We provide Polish-English and English-Polish convolutional neural machine translation models trained using Fairseq sequence modeling toolkit. Both models were trained on a parallel corpus of more than 40 million sentence pairs taken from Opus collection. Example of usage (fairseq, sacremoses and subword-nmt python packages are required to run this example):

from fairseq.models import BaseFairseqModel

model_path = "/polish-english/"
model = BaseFairseqModel.from_pretrained(
    model_name_or_path=model_path,
    checkpoint_file="checkpoint_best.pt",
    data_name_or_path=model_path,
    tokenizer="moses",
    bpe="subword_nmt",
    bpe_codes="code",
    cpu=True
)
print(model.translate(sentence="Zespół astronomów odkrył w konstelacji Panny niezwykłą planetę.", beam=5))
# A team of astronomers discovered an extraordinary planet in the constellation of Virgo.
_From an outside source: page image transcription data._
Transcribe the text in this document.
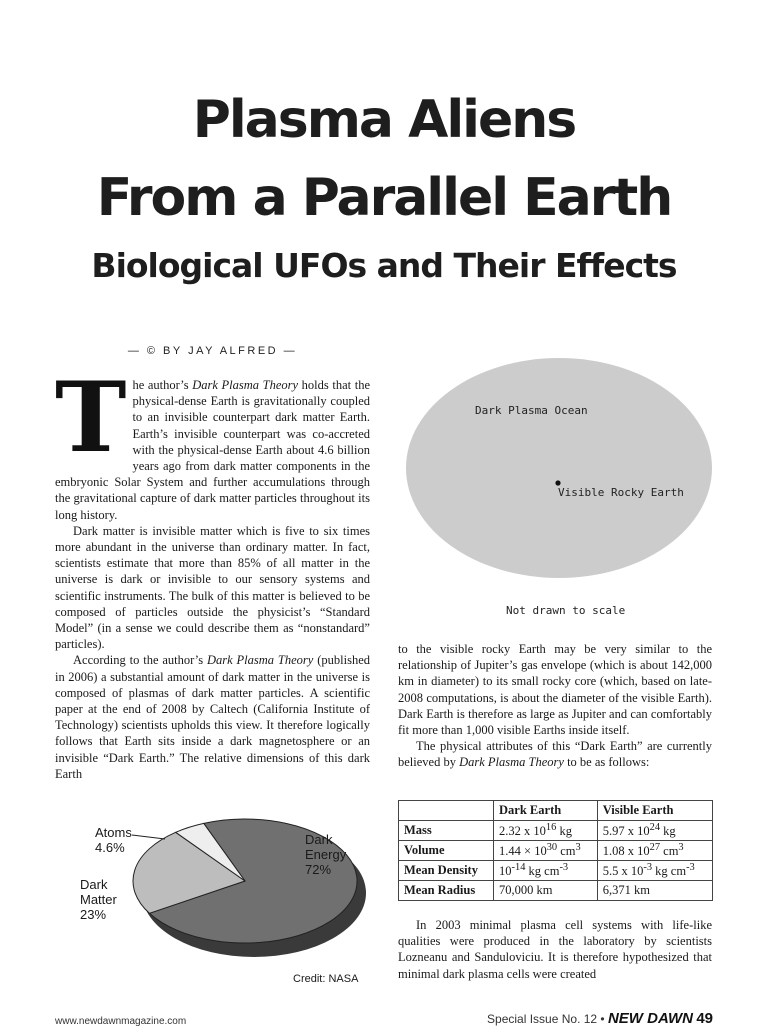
Plasma Aliens
From a Parallel Earth
Biological UFOs and Their Effects
— © BY JAY ALFRED —

The author’s Dark Plasma Theory holds that the physical-dense Earth is gravitationally coupled to an invisible counterpart dark matter Earth. Earth’s invisible counterpart was co-accreted with the physical-dense Earth about 4.6 billion years ago from dark matter components in the embryonic Solar System and further accumulations through the gravitational capture of dark matter particles throughout its long history.

Dark matter is invisible matter which is five to six times more abundant in the universe than ordinary matter. In fact, scientists estimate that more than 85% of all matter in the universe is dark or invisible to our sensory systems and scientific instruments. The bulk of this matter is believed to be composed of particles outside the physicist’s “Standard Model” (in a sense we could describe them as “nonstandard” particles).

According to the author’s Dark Plasma Theory (published in 2006) a substantial amount of dark matter in the universe is composed of plasmas of dark matter particles. A scientific paper at the end of 2008 by Caltech (California Institute of Technology) scientists upholds this view. It therefore logically follows that Earth sits inside a dark magnetosphere or an invisible “Dark Earth.” The relative dimensions of this dark Earth

Dark Plasma Ocean
Visible Rocky Earth
Not drawn to scale

to the visible rocky Earth may be very similar to the relationship of Jupiter’s gas envelope (which is about 142,000 km in diameter) to its small rocky core (which, based on late-2008 computations, is about the diameter of the visible Earth). Dark Earth is therefore as large as Jupiter and can comfortably fit more than 1,000 visible Earths inside itself.

The physical attributes of this “Dark Earth” are currently believed by Dark Plasma Theory to be as follows:

	Dark Earth	Visible Earth
Mass	2.32 x $10^{16}$ kg	5.97 x $10^{24}$ kg
Volume	$1.44 \times 10^{30}$ $cm^3$	1.08 x $10^{27}$ $cm^3$
Mean Density	$10^{-14}$ kg $cm^{-3}$	5.5 x $10^{-3}$ kg $cm^{-3}$
Mean Radius	70,000 km	6,371 km

In 2003 minimal plasma cell systems with life-like qualities were produced in the laboratory by scientists Lozneanu and Sanduloviciu. It is therefore hypothesized that minimal dark plasma cells were created

Atoms
4.6%
Dark
Matter
23%
Dark
Energy
72%
Credit: NASA
www.newdawnmagazine.com	Special Issue No. 12 • NEW DAWN 49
Polish-English convolutional model: Download (GitHub)
English-Polish convolutional model: Download (GitHub)

Dictionaries and lexicons

Polish, English and foreign person names

This lexicon contains 346 thousand forenames and lastnames labeled as Polish, English or Foreign (other) crawled from multiple Internet sources. Possible labels are: P-N (Polish forename), P-L (Polish lastname), E-N (English forename), E-L (English lastname), F (foreign / other). For each word, there is an additional flag indicating whether this name is also used as a common word in Polish (C for common, U for uncommon).

Download (GitHub)

Named entities extracted from SJP.PL

This dictionary consists mostly of the names of settlements, geographical regions, countries, continents and words derived from them (relational adjectives and inhabitant names). Besides that, it also contains names of popular brands, companies and common abbreviations of institutions' names. This resource was created in a semi-automatic way, by extracting the words and their forms from SJP.PL using a set of heuristic rules and then manually filtering out words that weren't named entities.

Download (GitHub)

Links to external resources

Repositories of linguistic tools and resources

Multilingual models supporting Polish language

  • Multilingual BERT - BERT (Bidirectional Encoder Representations from Transformers) is a model for generating contextual word representations. Multilingual cased model provided by Google supports 104 languages including Polish.
  • Universal Sentence Encoder - USE (Universal Sentence Encoder) generates sentence level langauge representations. Pre-trained multilingual model supports 16 langauges (Arabic, Chinese-simplified, Chinese-traditional, English, French, German, Italian, Japanese, Korean, Dutch, Polish, Portuguese, Spanish, Thai, Turkish, Russian).
  • LASER Language-Agnostic SEntence Representations - A multilingual sentence encoder by Facebook Research, supporting 93 languages.
  • XLM-RoBERTa - Cross lingual sentence encoder trained on 2.5 terabytes of data from CommonCrawl and Wikipedia. Supports 100 languages including Polish. See Unsupervised Cross-lingual Representation Learning at Scale for details.
  • Slavic BERT - Multilingual BERT model supporting Bulgarian (bg), Czech (cs), Polish (pl) and Russian (ru) languages.